In alternativa alla reintegra, il lavoratore può optare per un’indennità sostitutiva pari a 15 mensilità dell’ultima retribuzione utile per il calcolo del TFR.

La stessa tutela si applica nei casi di licenziamento intimato in forma orale o motivato dalla disabilità del lavoratore. La Corte Costituzionale, con sentenza n. 22/2024, ha inoltre precisato che la tutela reintegratoria piena spetta a fronte di licenziamenti riconducibili ad ogni altro caso di nullità previsto dalla legge, anche se non in maniera espressa.

Questo regime sanzionatorio si applica anche nelle piccole imprese, a prescindere quindi dalla loro dimensione occupazionale. 

Licenziamento disciplinare illegittimo: differenze tra insussistenza del fatto materiale e sproporzione della sanzione

Abbiamo quindi visto che il licenziamento disciplinare illegittimo nel regime del Jobs Act è soggetto a un sistema di tutele diversificato in base alla natura del vizio che lo inficia. L’art. 3 del D.Lgs. 23/2015 distingue due fattispecie fondamentali.

Nel caso di insussistenza del fatto materiale contestato al lavoratore, la legge prevede la tutela reintegratoria attenuata. Questo si verifica quando il fatto non è mai accaduto o quando, pur verificatosi, è privo di rilevanza disciplinare. Il lavoratore ha diritto alla reintegrazione nel posto di lavoro e a un’indennità risarcitoria fino a 12 mensilità, oltre ai contributi previdenziali. La stessa tutela si applica nel caso in cui il fatto disciplinare è sussistente ma è punito espressamente con una sanzione conservativa dalla contrattazione collettiva (Corte Costituzionale n. 129/2024).

Diversamente, quando il licenziamento è viziato da sproporzione rispetto alla condotta contestata, si applica la sola tutela indennitaria da 6 a 36 mensilità.
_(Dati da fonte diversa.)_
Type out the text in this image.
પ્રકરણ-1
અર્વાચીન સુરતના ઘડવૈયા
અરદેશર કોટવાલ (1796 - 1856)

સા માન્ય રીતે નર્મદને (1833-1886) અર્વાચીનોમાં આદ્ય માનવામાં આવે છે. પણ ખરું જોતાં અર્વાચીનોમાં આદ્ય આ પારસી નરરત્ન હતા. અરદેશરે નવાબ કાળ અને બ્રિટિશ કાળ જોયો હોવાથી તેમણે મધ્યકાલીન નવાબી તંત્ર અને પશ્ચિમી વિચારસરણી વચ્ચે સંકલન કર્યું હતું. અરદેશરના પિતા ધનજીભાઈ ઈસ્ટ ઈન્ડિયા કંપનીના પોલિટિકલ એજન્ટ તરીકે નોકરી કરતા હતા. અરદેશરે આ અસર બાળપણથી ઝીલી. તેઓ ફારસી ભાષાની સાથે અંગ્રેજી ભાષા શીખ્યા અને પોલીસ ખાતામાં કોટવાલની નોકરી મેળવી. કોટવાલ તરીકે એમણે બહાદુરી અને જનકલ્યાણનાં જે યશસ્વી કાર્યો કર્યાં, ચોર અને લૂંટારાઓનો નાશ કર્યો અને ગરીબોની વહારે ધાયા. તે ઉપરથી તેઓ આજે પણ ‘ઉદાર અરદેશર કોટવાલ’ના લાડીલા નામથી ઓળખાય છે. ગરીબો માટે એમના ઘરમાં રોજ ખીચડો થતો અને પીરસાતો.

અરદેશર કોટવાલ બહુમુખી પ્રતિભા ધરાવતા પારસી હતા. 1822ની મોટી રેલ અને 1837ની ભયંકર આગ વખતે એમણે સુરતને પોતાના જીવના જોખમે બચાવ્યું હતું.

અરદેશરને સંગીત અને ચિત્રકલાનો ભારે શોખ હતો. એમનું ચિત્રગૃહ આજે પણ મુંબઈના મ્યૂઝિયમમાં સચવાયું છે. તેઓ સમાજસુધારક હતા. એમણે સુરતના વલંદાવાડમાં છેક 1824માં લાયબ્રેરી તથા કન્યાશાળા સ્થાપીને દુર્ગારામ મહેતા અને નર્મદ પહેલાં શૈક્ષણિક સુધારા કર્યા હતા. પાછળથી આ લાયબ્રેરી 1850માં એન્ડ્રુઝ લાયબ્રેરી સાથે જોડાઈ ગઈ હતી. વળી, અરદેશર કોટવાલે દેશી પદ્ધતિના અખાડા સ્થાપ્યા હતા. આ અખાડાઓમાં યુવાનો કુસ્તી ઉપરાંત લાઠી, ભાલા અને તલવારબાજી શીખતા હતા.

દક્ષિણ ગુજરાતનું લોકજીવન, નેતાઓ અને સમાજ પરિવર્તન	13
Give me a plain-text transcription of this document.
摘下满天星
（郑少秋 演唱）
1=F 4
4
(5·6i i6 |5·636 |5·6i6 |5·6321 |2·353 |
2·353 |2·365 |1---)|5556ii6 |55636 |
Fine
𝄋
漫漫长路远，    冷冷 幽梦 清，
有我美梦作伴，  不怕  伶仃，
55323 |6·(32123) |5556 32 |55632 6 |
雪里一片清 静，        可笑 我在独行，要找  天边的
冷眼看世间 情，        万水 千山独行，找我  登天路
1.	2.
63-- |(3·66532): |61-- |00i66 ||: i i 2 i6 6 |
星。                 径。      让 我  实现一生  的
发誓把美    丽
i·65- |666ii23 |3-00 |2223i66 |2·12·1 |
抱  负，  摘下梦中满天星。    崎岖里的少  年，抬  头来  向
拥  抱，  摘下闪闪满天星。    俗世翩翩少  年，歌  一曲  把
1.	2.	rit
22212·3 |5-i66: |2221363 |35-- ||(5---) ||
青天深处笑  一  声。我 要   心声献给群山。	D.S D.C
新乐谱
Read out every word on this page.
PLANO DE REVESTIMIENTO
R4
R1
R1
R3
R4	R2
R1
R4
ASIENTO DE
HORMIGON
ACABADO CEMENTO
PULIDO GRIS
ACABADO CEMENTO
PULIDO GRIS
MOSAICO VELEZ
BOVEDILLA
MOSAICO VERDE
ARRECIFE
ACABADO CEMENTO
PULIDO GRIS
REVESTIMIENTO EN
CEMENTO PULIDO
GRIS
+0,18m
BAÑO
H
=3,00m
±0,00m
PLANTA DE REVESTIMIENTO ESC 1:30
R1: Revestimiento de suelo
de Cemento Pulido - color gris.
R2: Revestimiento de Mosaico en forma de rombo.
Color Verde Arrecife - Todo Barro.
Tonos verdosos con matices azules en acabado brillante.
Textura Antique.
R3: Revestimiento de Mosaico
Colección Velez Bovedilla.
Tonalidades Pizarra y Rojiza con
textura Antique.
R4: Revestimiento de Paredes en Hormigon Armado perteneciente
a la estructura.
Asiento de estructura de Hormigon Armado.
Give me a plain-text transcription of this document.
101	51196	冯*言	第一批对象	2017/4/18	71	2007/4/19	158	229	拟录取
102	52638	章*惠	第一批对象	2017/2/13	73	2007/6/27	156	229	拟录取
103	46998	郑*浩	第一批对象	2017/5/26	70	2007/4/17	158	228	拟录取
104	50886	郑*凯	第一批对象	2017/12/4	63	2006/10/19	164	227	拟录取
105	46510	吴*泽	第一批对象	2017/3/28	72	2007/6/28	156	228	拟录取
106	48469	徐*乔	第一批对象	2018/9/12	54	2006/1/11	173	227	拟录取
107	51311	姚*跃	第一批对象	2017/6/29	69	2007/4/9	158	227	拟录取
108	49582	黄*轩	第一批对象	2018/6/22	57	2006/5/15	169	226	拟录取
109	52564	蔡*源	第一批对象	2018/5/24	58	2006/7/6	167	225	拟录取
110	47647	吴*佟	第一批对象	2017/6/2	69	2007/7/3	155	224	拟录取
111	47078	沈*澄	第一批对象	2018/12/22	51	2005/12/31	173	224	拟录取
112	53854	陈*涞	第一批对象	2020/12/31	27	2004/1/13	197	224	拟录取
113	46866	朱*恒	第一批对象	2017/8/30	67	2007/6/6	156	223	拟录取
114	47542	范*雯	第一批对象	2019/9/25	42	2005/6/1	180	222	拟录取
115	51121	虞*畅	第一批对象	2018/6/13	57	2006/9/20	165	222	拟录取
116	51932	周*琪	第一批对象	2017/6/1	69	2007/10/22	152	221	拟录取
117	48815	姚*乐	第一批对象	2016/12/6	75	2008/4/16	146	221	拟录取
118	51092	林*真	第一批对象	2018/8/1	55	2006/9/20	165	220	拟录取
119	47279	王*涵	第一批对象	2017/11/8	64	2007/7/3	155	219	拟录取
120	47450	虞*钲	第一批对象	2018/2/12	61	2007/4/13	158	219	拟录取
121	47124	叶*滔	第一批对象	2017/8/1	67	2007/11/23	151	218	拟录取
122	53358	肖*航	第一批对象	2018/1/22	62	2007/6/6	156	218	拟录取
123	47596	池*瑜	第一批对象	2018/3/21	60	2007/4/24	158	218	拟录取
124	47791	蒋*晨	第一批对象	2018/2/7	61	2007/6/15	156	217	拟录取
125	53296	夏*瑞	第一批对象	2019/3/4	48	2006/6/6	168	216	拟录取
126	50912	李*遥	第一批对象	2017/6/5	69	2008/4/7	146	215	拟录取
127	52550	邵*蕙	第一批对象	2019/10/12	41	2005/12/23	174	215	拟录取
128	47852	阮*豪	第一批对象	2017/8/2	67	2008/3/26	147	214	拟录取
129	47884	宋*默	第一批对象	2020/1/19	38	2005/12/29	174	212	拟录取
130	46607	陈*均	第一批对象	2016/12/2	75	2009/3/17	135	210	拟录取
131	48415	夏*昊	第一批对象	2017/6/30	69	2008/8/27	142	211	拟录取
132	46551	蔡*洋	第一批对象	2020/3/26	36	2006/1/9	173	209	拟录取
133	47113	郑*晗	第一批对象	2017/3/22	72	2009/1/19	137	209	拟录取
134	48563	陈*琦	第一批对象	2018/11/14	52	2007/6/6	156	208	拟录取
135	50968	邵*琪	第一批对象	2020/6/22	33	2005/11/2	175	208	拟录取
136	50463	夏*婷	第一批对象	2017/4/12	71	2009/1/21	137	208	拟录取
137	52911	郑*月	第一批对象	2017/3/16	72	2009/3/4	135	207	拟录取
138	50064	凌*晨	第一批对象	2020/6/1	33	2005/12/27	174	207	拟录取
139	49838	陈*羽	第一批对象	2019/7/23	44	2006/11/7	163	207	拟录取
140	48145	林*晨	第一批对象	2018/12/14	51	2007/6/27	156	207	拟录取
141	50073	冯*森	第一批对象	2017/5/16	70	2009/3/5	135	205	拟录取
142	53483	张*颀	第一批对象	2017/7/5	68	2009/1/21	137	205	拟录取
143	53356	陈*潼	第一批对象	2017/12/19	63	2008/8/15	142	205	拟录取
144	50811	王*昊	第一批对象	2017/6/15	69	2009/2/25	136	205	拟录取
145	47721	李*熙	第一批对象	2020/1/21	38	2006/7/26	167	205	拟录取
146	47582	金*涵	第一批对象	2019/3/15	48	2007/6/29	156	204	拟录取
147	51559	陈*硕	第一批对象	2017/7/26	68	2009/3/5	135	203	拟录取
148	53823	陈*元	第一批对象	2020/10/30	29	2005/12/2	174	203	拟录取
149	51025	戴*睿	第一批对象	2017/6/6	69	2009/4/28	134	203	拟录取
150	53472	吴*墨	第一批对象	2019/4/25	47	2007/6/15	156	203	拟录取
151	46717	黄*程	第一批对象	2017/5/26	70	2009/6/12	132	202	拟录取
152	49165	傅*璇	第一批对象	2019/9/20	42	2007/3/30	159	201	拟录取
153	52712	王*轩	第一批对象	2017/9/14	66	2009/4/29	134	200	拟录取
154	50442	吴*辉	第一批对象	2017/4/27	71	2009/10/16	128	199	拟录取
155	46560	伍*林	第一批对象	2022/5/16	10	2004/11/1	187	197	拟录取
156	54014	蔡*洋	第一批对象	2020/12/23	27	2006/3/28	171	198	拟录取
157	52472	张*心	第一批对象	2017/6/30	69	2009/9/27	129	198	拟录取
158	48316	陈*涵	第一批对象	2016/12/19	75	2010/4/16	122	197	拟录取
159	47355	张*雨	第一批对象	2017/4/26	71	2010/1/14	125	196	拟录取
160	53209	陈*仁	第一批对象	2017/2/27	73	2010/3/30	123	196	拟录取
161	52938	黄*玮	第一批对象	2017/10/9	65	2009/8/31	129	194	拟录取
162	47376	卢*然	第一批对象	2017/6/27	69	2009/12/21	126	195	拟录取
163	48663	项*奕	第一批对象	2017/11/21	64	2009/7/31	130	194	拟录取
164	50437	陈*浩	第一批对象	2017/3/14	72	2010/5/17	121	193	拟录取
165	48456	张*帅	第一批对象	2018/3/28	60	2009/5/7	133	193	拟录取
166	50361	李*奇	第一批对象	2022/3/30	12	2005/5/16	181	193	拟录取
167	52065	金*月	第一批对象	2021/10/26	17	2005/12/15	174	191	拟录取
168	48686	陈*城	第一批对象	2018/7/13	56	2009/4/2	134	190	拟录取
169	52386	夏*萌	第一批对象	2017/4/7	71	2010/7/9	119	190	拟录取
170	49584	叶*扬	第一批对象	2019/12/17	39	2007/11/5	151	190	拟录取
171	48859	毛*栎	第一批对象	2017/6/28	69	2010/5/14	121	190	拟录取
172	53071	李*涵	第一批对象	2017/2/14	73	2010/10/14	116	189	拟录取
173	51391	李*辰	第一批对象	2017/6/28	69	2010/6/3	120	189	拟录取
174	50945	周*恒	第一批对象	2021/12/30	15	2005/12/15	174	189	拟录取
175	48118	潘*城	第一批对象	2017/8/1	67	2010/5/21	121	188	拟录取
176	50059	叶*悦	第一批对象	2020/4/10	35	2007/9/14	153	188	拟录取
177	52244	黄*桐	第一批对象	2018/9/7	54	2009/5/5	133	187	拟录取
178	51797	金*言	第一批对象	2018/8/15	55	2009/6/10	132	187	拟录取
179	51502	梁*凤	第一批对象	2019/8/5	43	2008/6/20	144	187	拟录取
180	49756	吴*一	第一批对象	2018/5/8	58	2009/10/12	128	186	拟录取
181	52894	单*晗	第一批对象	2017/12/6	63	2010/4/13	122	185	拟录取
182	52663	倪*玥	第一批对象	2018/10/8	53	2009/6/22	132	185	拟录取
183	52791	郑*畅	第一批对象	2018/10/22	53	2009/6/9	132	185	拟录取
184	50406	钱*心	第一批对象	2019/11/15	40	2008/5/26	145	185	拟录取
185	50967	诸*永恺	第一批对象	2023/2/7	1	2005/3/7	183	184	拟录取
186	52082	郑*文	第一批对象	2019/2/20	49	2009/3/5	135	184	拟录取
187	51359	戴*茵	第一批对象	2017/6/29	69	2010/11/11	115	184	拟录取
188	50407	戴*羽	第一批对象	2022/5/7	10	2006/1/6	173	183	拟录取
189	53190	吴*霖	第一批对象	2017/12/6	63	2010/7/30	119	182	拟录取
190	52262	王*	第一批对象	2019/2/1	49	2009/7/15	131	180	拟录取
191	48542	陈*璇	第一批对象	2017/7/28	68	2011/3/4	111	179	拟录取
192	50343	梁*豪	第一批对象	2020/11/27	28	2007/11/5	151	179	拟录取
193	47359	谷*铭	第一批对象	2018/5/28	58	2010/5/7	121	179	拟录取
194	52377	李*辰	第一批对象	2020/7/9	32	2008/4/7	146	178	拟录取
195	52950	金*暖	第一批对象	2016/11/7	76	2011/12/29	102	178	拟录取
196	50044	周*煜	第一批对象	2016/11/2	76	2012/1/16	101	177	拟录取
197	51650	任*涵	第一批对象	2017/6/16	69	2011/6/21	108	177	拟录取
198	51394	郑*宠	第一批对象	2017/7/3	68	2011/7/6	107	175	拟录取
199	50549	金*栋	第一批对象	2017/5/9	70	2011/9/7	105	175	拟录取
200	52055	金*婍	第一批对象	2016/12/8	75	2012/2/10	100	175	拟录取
In questo caso, il fatto materiale sussiste ed è disciplinarmente rilevante, ma non è grave abbastanza da giustificare la massima sanzione.

La giurisprudenza ha chiarito che anche la qualificazione giuridica del fatto rientra nel giudizio di sussistenza (Cassazione n. 12174/2019), mentre la Corte Costituzionale, con sentenza n. 194/2018, ha ampliato i criteri di determinazione dell’indennità, non limitandola alla sola anzianità di servizio (vanno oggi considerati anche il numero dei dipendenti occupati dall’azienda, le dimensioni dell’attività economica, il comportamento e le condizioni delle parti).

 

Licenziamento per motivi economici: tutele in caso di fatto insussistente e violazione dell’obbligo di repechage

Il licenziamento per motivi economici, tecnicamente definito per giustificato motivo oggettivo, è disciplinato dal D.Lgs. 23/2015 con un sistema di tutele differenziato in base alla gravità del vizio che lo affligge.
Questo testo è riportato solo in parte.